Another peculiarity is that the "Polish Poster" was primarily a street phenomenon. While history will only record a dozen or so names, perhaps fewer, it should be noted that all the posters, the good and the bad, reflected this difference, this freedom, this creativity. What struck foreigners arriving in Warsaw was the colorful luxuriance of the posters, contrasting with the grayness of the architecture...
Photo: © Pascal Piskiewicz

It took some time to overcome this general impression and establish a hierarchy of values. The medium, which had become valued, attracted the best creators, establishing competition and emulation. The Polish state, aware of the success of Polish posters worldwide, encouraged the creation of the first international poster biennial, a model for the forty or so similar events that currently exist around the world, as well as the Wilanov Museum, the world's first museum dedicated to contemporary posters.
Like any artistic movement, that of the Polish poster is part of time and space, with its periods of development, plenitude, and slow degeneration, in the very image of the political system whose absurdity heralded its imminent bankruptcy.

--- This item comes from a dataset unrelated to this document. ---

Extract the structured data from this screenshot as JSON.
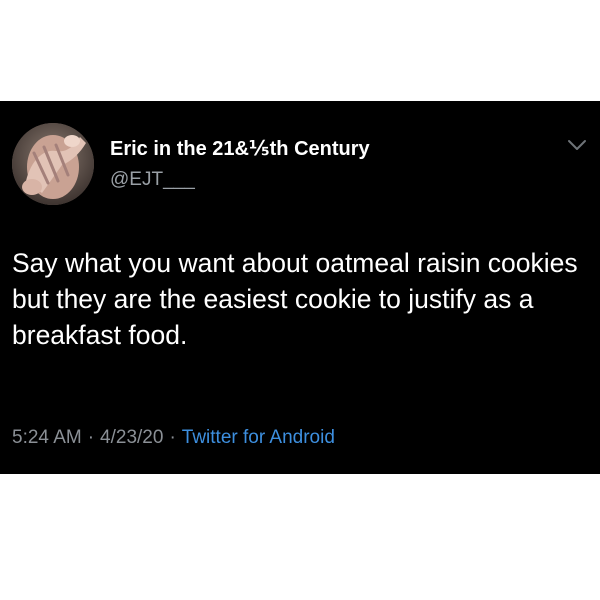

When communism imploded, state structures shattered, particularly those of poster production. "The Polish Poster" was already a shadow of its former self. Not that the great artists, now grown old, were not producing quality works, but the inspiration, the utopia had disappeared, and the poster no longer represented anything for young talents. Almost all the major players quietly left... Zamecznik, Mlodozeniec, Lenica, Tomaszewski... they belong to history...
Photo: © Pascal Piskiewicz

Translation: "We will sow in an exemplary manner, thus we will give more bread to the homeland."
Today, "the Polish Poster" and its actors have long since ceased to be references for young graphic designers. History, quite unfairly, will only remember a few names and a few images, always the same ones: "Moore" by Tomaszewskii, "Wozzeck" by Lenica... thus obscuring the others who made this movement real and powerful, unless, on the contrary, this History reveals that Tomaszewski's work escapes the History of Graphic Design to simply enter that of Art, joining in this another emblematic figure of the poster, Henri de Toulouse Lautrec.